En effet, parler d’une chose sans pouvoir la définir, « c’est au fond parler sans savoir de quoi l’on parle »8.

Que revêt finalement la notion de « contexte international » ? Pourquoi une procuration signée à l’étranger et devant produire ses effets en France (ou vice versa) relève-t-elle d’une situation « à l’international » ? De même, pour reprendre certains des exemples concrets contenus dans l’ouvrage de Mme Mariel Revillard, et pour ne rien écarter de ses références magistrales qui ont guidé et qui guident encore les travaux du 115e Congrès des notaires de France, pourquoi relèvent de l’« international » les cas suivants : un « contrat de mariage entre une Espagnole et un Français, qui s’installent en Allemagne ; un changement de régime matrimonial entre deux époux japonais installés en France ; une vente amiable à La Baule par un mineur anglais ; une succession d’un Canadien ayant établi un trust testamentaire à New York »9 ?

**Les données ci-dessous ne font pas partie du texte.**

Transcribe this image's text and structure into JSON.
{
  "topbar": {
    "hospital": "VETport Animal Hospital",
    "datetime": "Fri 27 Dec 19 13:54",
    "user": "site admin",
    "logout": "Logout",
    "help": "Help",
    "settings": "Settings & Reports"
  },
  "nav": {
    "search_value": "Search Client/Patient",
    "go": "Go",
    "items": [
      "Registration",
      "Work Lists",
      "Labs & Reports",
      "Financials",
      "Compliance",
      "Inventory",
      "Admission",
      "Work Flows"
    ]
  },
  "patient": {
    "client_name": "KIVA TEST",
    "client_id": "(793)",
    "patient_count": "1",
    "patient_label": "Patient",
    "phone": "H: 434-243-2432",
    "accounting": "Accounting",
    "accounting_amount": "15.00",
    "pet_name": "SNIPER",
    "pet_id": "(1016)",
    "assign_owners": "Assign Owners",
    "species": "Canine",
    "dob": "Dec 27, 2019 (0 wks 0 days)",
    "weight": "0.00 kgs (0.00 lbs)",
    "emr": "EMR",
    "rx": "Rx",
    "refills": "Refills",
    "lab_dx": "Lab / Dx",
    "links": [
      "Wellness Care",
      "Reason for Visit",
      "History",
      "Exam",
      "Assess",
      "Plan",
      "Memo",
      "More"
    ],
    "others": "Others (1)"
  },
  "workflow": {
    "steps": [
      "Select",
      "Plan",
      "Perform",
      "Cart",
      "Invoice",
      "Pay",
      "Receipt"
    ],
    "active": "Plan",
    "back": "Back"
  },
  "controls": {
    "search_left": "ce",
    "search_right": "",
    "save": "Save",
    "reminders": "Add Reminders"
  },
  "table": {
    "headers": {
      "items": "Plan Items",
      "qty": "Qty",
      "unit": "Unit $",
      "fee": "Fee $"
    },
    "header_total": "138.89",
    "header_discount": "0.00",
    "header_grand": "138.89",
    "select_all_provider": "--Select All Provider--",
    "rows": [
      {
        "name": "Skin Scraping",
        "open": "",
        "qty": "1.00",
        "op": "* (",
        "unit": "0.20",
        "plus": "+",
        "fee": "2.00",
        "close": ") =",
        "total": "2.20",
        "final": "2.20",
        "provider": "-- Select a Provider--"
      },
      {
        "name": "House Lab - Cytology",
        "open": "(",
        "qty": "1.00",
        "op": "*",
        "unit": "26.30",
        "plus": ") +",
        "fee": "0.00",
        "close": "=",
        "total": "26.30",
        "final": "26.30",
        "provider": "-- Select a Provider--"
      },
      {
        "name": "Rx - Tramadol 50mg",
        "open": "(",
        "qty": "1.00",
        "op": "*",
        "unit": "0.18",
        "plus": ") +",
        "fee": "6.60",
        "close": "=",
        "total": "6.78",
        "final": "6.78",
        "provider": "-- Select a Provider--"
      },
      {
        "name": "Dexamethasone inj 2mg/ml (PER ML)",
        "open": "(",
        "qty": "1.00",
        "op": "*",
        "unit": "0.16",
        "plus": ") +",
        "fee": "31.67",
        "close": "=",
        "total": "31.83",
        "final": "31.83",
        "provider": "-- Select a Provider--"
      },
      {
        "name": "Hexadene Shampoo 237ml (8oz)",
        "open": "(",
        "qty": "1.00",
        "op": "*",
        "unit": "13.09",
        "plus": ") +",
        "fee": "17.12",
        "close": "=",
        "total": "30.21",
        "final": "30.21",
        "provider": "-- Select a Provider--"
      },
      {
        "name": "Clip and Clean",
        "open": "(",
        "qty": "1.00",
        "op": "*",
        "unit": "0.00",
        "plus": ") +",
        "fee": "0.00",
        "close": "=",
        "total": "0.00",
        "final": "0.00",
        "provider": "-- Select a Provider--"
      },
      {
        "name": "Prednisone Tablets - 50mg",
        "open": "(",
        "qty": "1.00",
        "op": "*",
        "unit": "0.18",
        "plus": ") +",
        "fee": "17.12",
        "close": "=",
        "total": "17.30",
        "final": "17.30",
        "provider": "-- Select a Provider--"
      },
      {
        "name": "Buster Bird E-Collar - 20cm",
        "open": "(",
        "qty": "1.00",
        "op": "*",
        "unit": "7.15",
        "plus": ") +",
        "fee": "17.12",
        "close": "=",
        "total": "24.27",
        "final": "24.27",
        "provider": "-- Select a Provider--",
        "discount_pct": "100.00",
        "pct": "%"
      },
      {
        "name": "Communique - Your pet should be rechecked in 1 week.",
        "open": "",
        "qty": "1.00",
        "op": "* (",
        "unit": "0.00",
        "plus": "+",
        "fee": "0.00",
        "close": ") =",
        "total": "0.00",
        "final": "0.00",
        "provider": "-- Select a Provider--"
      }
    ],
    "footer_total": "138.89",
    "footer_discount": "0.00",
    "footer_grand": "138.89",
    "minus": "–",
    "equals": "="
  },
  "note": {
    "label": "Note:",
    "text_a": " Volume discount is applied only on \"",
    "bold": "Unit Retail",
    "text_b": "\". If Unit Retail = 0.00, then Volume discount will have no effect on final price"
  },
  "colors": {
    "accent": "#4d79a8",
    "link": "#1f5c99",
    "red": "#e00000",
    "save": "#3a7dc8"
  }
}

L’expression « contexte international » pourrait en quelque sorte regrouper toutes les situations sociales, de droit privé, dans lesquelles un élément d’extranéité doit être pris en compte pour l’application d’une règle de droit. Ce ou ces éléments d’extranéité pourraient notamment relever soit de la nationalité des personnes privées (physiques ou morales), de leur domicile, de la situation de leurs biens, ou bien permettraient encore la désignation d’une loi étrangère applicable à une situation nationale.

En d’autres termes, la notion de « contexte international » rejoindrait la définition du droit international privé proposée par Jacques Maury : « Le droit international privé ayant pour objet la réglementation de la vie sociale internationale, c’est essentiellement en fonction des besoins de celle-ci que, une fois sauvegardés les intérêts nationaux essentiels, mais seulement les intérêts essentiels, doivent être jugés les solutions proposées »10. Pour d’autres, le droit international privé est « le droit spécial, applicable aux personnes privées impliquées dans des relations juridiques internationales »11ou encore, « le droit autonome, de chaque État, indépendant des sources internationales de normativité »12.

Dans les développements qui vont suivre, la contribution de l’acte notarié à la sécurité juridique en matière de droit international privé sera démontrée, en s’interrogeant sur la place de l’acte notarié dans un contexte international (ses composantes, ses effets, ses conditions de circulation).

Le point de départ de la présente étude est le droit interne français. Cette méthode s’apparente à celle adoptée par le Comité français de droit international privé, qui prévoit comme objectif : « Se plaçant sur le plan national, préliminaire à toute action internationale, il [le Comité] espère contribuer à dégager à nouveau et petit à petit une véritable doctrine ou École française moderne du droit international privé »…13.

Au moyen de cette méthode, la définition de l’acte notarié comme élément fondateur de la sécurité juridique en droit interne sera analysée et développée : l’acte notarié occupe en effet une « part irremplaçable dans la protection de nos concitoyens, dans la prospérité économique de notre pays, dans l’efficacité de notre système de droit en France et dans le monde car cet acte est aussi un choix de société »14.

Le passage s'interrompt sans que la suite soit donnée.